A gas turbine engine rotor assembly includes a first rotor component connected to a second rotor component by a connection. The connection includes an annular sleeve on the first rotor component, an annular tapered conical slot extending axially inwardly into the sleeve from an annular opening of the slot, the tapered conical slot tapering axially into the sleeve from the opening, and a sleeve inner conical surface in part bounding the conical slot. The second rotor component includes an annular rim received within the conical slot the annular rim and a rim inner conical surface mating with and pressing against the sleeve inner conical surface.

The assembly may further includes a sleeve cylindrical outer surface in part bounding the conical slot in the sleeve and a rim outer cylindrical surface on the annular rim. The annular rim outer cylindrical surface mates with and contacts the sleeve cylindrical outer surface.

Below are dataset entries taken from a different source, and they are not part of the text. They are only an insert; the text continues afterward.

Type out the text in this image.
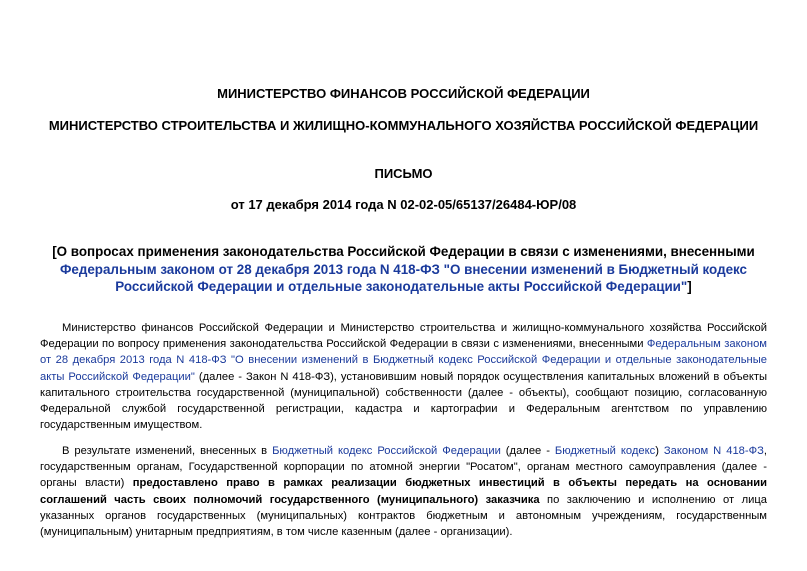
МИНИСТЕРСТВО ФИНАНСОВ РОССИЙСКОЙ ФЕДЕРАЦИИ
МИНИСТЕРСТВО СТРОИТЕЛЬСТВА И ЖИЛИЩНО-КОММУНАЛЬНОГО ХОЗЯЙСТВА РОССИЙСКОЙ ФЕДЕРАЦИИ
ПИСЬМО
от 17 декабря 2014 года N 02-02-05/65137/26484-ЮР/08
[О вопросах применения законодательства Российской Федерации в связи с изменениями, внесенными Федеральным законом от 28 декабря 2013 года N 418-ФЗ "О внесении изменений в Бюджетный кодекс Российской Федерации и отдельные законодательные акты Российской Федерации"]
Министерство финансов Российской Федерации и Министерство строительства и жилищно-коммунального хозяйства Российской Федерации по вопросу применения законодательства Российской Федерации в связи с изменениями, внесенными Федеральным законом от 28 декабря 2013 года N 418-ФЗ "О внесении изменений в Бюджетный кодекс Российской Федерации и отдельные законодательные акты Российской Федерации" (далее - Закон N 418-ФЗ), установившим новый порядок осуществления капитальных вложений в объекты капитального строительства государственной (муниципальной) собственности (далее - объекты), сообщают позицию, согласованную Федеральной службой государственной регистрации, кадастра и картографии и Федеральным агентством по управлению государственным имуществом.
В результате изменений, внесенных в Бюджетный кодекс Российской Федерации (далее - Бюджетный кодекс) Законом N 418-ФЗ, государственным органам, Государственной корпорации по атомной энергии "Росатом", органам местного самоуправления (далее - органы власти) предоставлено право в рамках реализации бюджетных инвестиций в объекты передать на основании соглашений часть своих полномочий государственного (муниципального) заказчика по заключению и исполнению от лица указанных органов государственных (муниципальных) контрактов бюджетным и автономным учреждениям, государственным (муниципальным) унитарным предприятиям, в том числе казенным (далее - организации).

An annular lip extending radially inwardly from the sleeve and sleeve inner conical surface at the annular opening to the conical slot may be incorporated.

The connection may be used in a gas turbine engine rotor assembly including an interstage seal axially disposed between and connected to first and second stage disks circumscribed about a centerline axis. The annular sleeve may be on the first stage disk and the interstage seal and the annular rim on the interstage seal.

The annular rim may be on a forward arm extending axially from an annular outer shell of the interstage seal towards the first stage disk. The sleeve may be on an aft boltless blade retainer mounted on the first stage disk.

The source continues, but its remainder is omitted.